Simply amazing

The Chicago Cubs are not my team, but they don’t need to be my team for me to understand and recognize the significance of them winning the World Series for the first time in 108 years.  Last night’s game was about as epic as a baseball game could possibly get, and make no mistake, it most certainly was a battle worthy of the two deserving best teams in Major League Baseball in 2016; seven games, rain delays, scoring on both teams’ supposed untouchable relievers, and extra innings to decide a winner, it was practically a microcosm of an entire season in a single game.

Last night’s game amazing to me in so many ways.  So rarely does an odds-on favorite prior to the start of a season actually end up going all the way, often times falling prey to the hype, injuries, the rise of an upstart, the hot September team, or the San Francisco Giants.  Not only were the Cubs the proverbial hype machine all the way back in February before Spring Training even began, they marched through the season with dominance, almost winning in defiance of the monumental hype outlets like ESPN heaped upon them on practically a daily basis, winning 100+ games and marching into the playoffs with little doubt that they belonged.

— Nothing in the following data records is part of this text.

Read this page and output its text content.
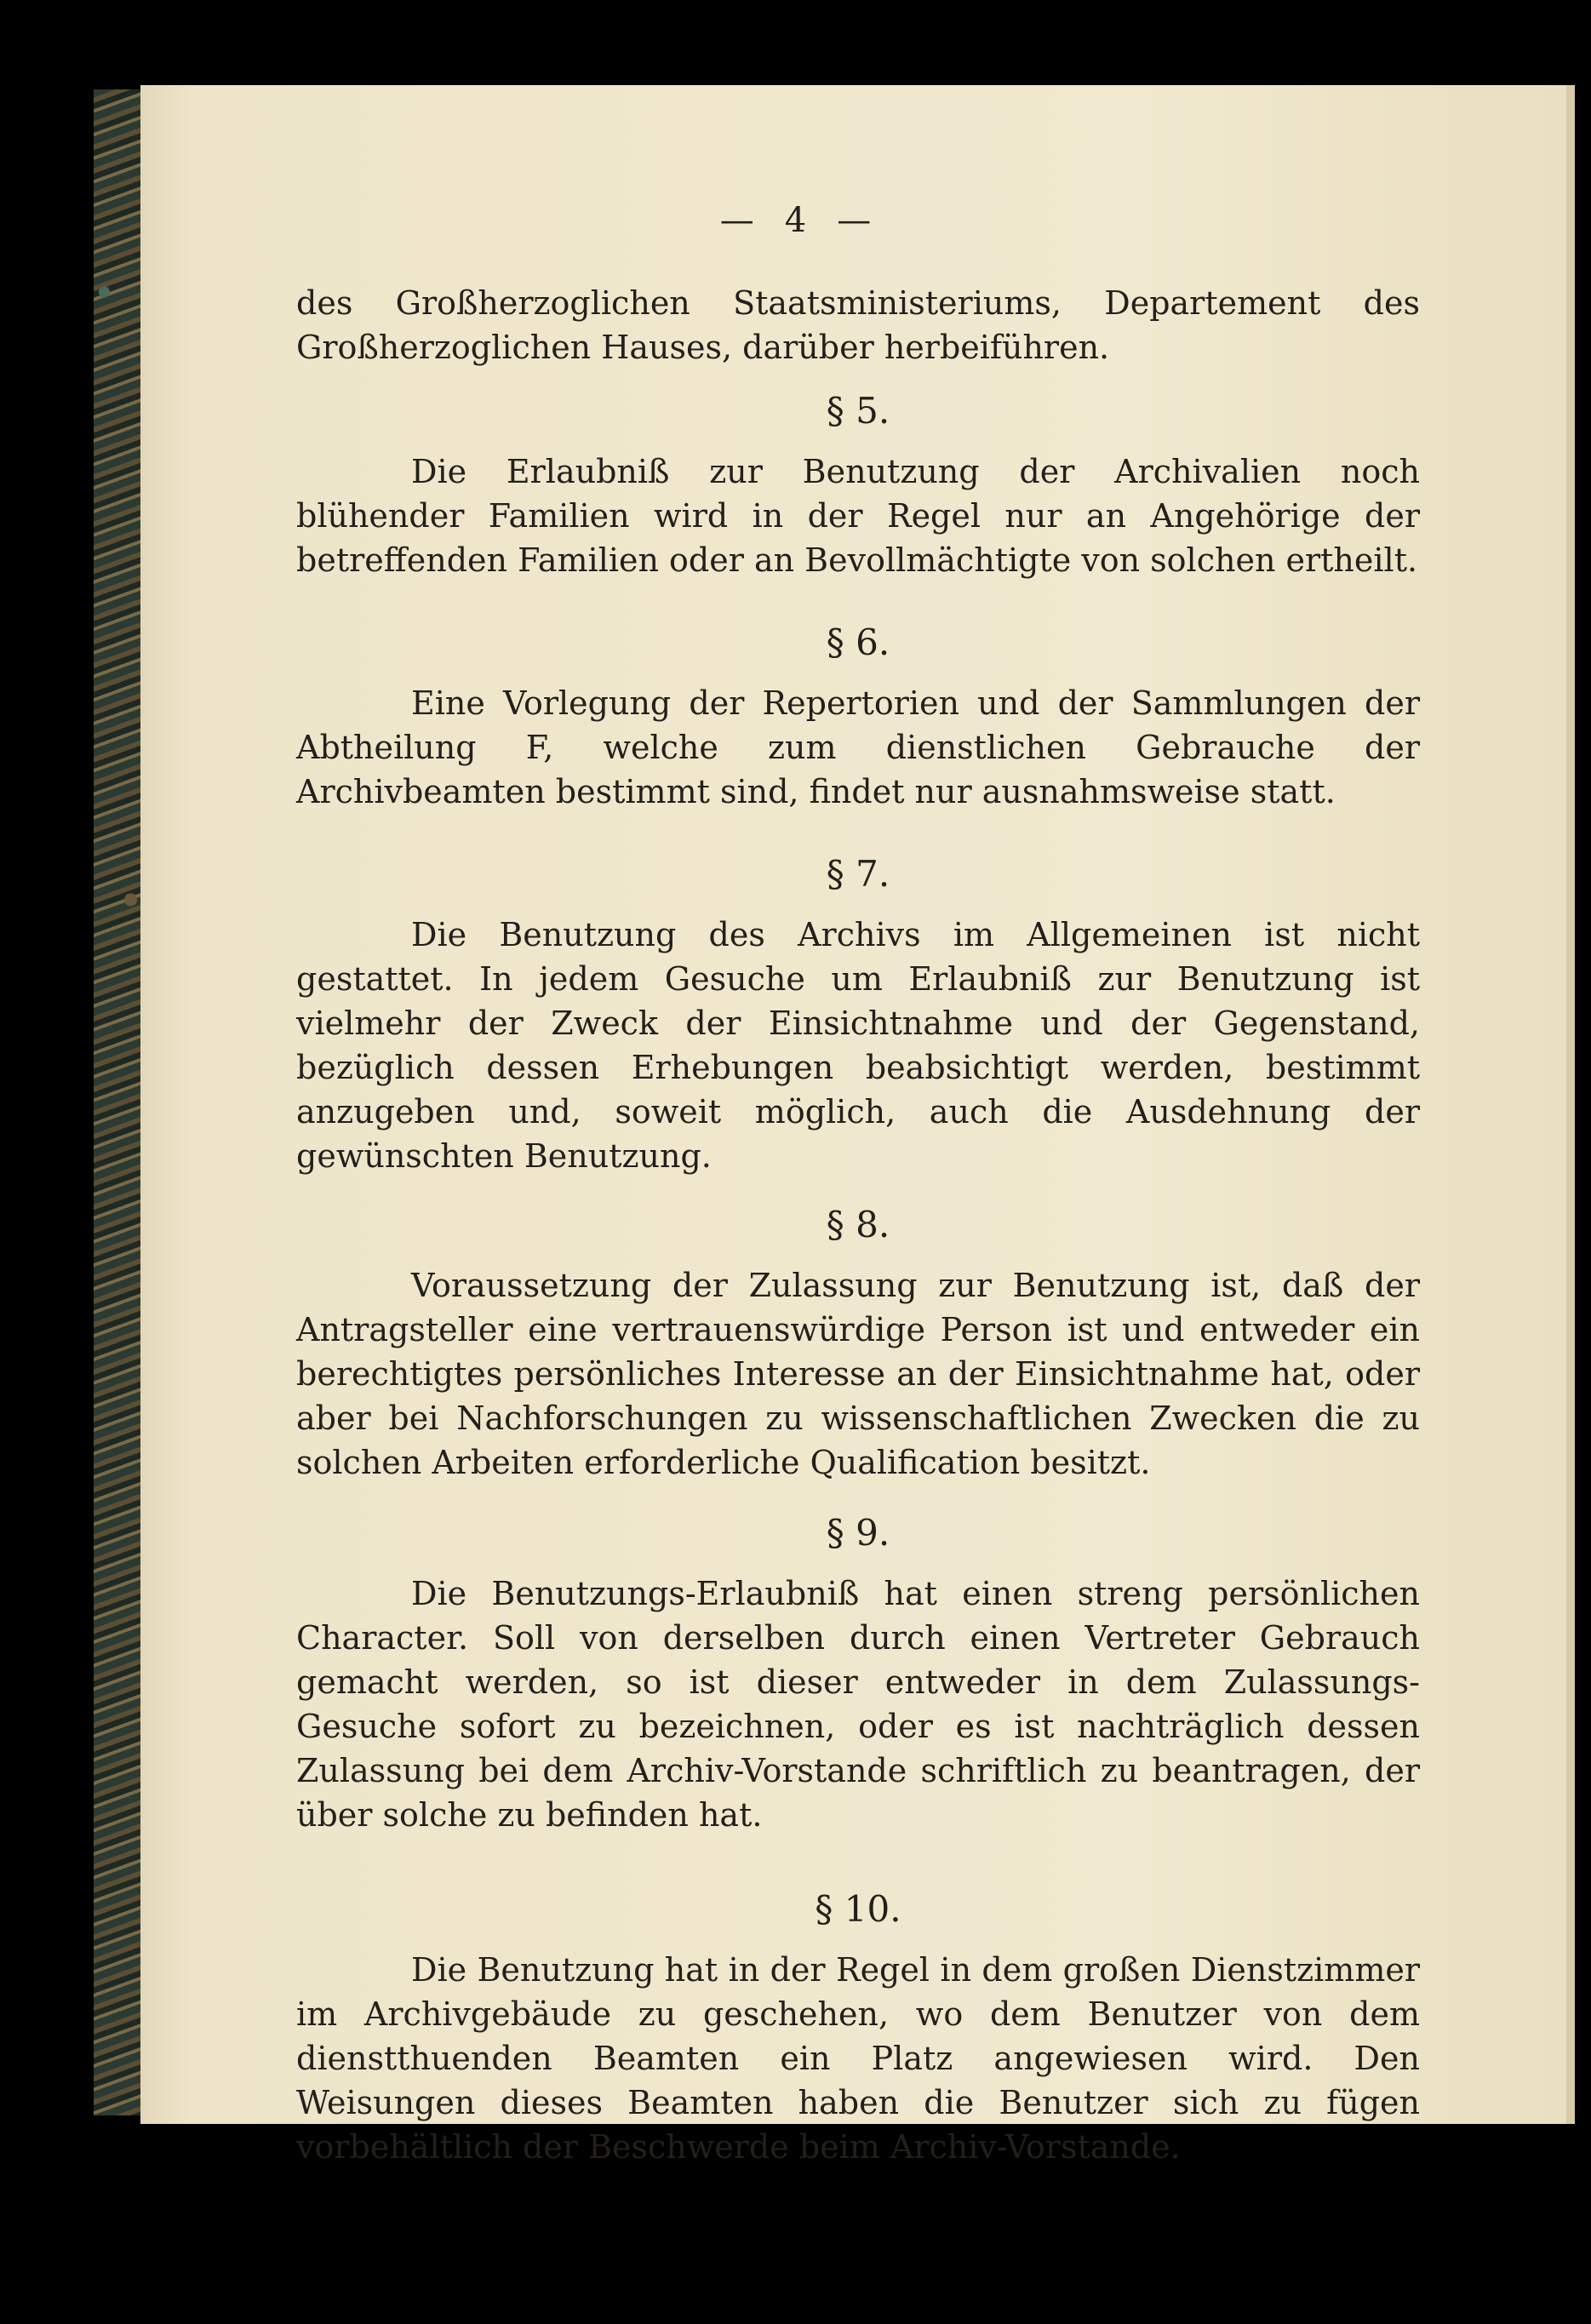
— 4 —

des Großherzoglichen Staatsministeriums, Departement des Großherzoglichen Hauses, darüber herbeiführen.

§ 5.

Die Erlaubniß zur Benutzung der Archivalien noch blühender Familien wird in der Regel nur an Angehörige der betreffenden Familien oder an Bevollmächtigte von solchen ertheilt.

§ 6.

Eine Vorlegung der Repertorien und der Sammlungen der Abtheilung F, welche zum dienstlichen Gebrauche der Archivbeamten bestimmt sind, findet nur ausnahmsweise statt.

§ 7.

Die Benutzung des Archivs im Allgemeinen ist nicht gestattet. In jedem Gesuche um Erlaubniß zur Benutzung ist vielmehr der Zweck der Einsichtnahme und der Gegenstand, bezüglich dessen Erhebungen beabsichtigt werden, bestimmt anzugeben und, soweit möglich, auch die Ausdehnung der gewünschten Benutzung.

§ 8.

Voraussetzung der Zulassung zur Benutzung ist, daß der Antragsteller eine vertrauenswürdige Person ist und entweder ein berechtigtes persönliches Interesse an der Einsichtnahme hat, oder aber bei Nachforschungen zu wissenschaftlichen Zwecken die zu solchen Arbeiten erforderliche Qualification besitzt.

§ 9.

Die Benutzungs-Erlaubniß hat einen streng persönlichen Character. Soll von derselben durch einen Vertreter Gebrauch gemacht werden, so ist dieser entweder in dem Zulassungs-Gesuche sofort zu bezeichnen, oder es ist nachträglich dessen Zulassung bei dem Archiv-Vorstande schriftlich zu beantragen, der über solche zu befinden hat.

§ 10.

Die Benutzung hat in der Regel in dem großen Dienstzimmer im Archivgebäude zu geschehen, wo dem Benutzer von dem dienstthuenden Beamten ein Platz angewiesen wird. Den Weisungen dieses Beamten haben die Benutzer sich zu fügen vorbehältlich der Beschwerde beim Archiv-Vorstande.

Where they ended the obnoxious curse of the San Francisco Giants and the even-numbered year, to which at this point I was just grateful for that, and rooted for the Cubs out of gratitude and the fact that I was meh on the idea of the Cleveland Indians or Toronto Blue Jays winning a World Series alternatively.

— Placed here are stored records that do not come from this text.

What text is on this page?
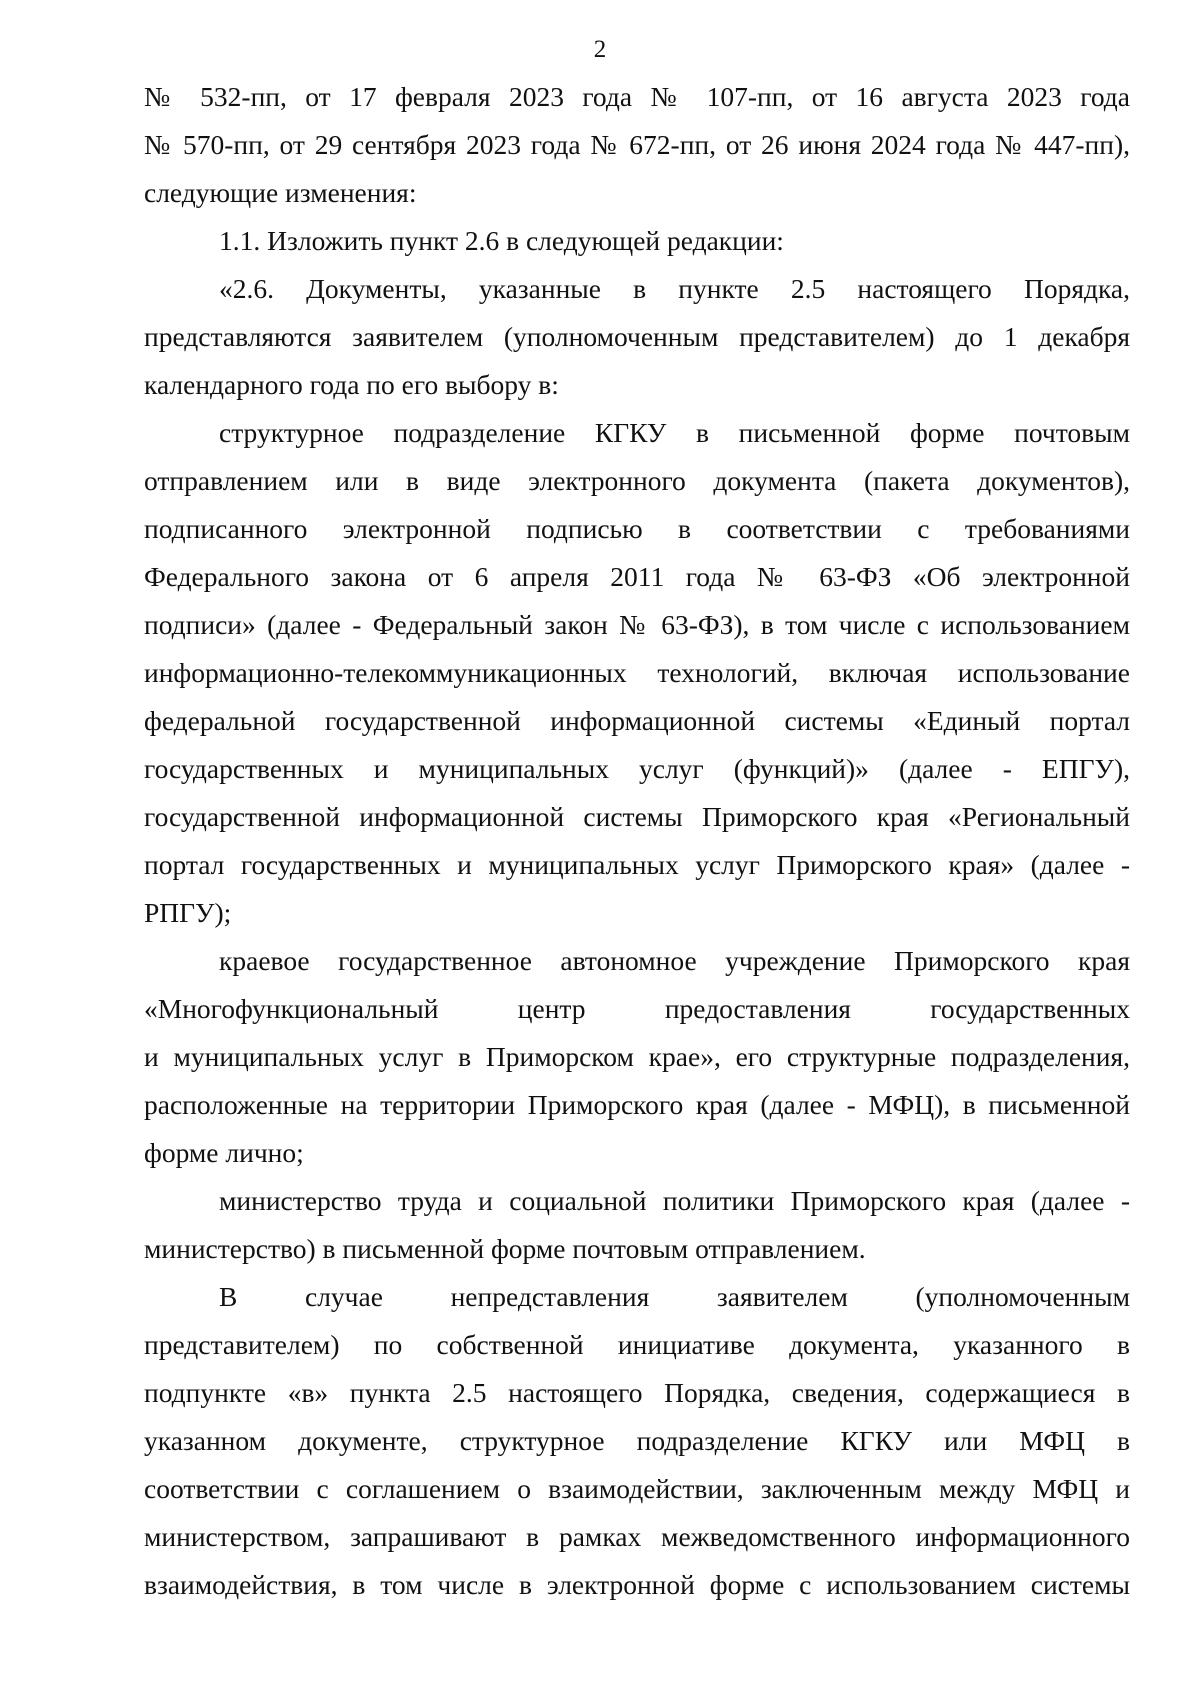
2

№ 532-пп, от 17 февраля 2023 года № 107-пп, от 16 августа 2023 года
№ 570-пп, от 29 сентября 2023 года № 672-пп, от 26 июня 2024 года № 447-пп),
следующие изменения:

1.1. Изложить пункт 2.6 в следующей редакции:

«2.6. Документы, указанные в пункте 2.5 настоящего Порядка,
представляются заявителем (уполномоченным представителем) до 1 декабря
календарного года по его выбору в:

структурное подразделение КГКУ в письменной форме почтовым
отправлением или в виде электронного документа (пакета документов),
подписанного электронной подписью в соответствии с требованиями
Федерального закона от 6 апреля 2011 года № 63-ФЗ «Об электронной
подписи» (далее - Федеральный закон № 63-ФЗ), в том числе с использованием
информационно-телекоммуникационных технологий, включая использование
федеральной государственной информационной системы «Единый портал
государственных и муниципальных услуг (функций)» (далее - ЕПГУ),
государственной информационной системы Приморского края «Региональный
портал государственных и муниципальных услуг Приморского края» (далее -
РПГУ);

краевое государственное автономное учреждение Приморского края
«Многофункциональный центр предоставления государственных
и муниципальных услуг в Приморском крае», его структурные подразделения,
расположенные на территории Приморского края (далее - МФЦ), в письменной
форме лично;

министерство труда и социальной политики Приморского края (далее -
министерство) в письменной форме почтовым отправлением.

В случае непредставления заявителем (уполномоченным
представителем) по собственной инициативе документа, указанного в
подпункте «в» пункта 2.5 настоящего Порядка, сведения, содержащиеся в
указанном документе, структурное подразделение КГКУ или МФЦ в
соответствии с соглашением о взаимодействии, заключенным между МФЦ и
министерством, запрашивают в рамках межведомственного информационного
взаимодействия, в том числе в электронной форме с использованием системы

It’s like I know a little bit about baseball or something, when just about every single concern I previously expressed about Joe Maddon’s pitching management came to haunt the Cubs last night, and there’s little I like more than being right about things.  But in spite of Maddon’s over-managing and over-meddling with pitching changes that almost sunk the Cubs in tragic fashion, his players simply wanted it more, and in an amazing display of genuine curse-breaking, overcame an unexpected choke job when momentum was clearly on the side of the Indians.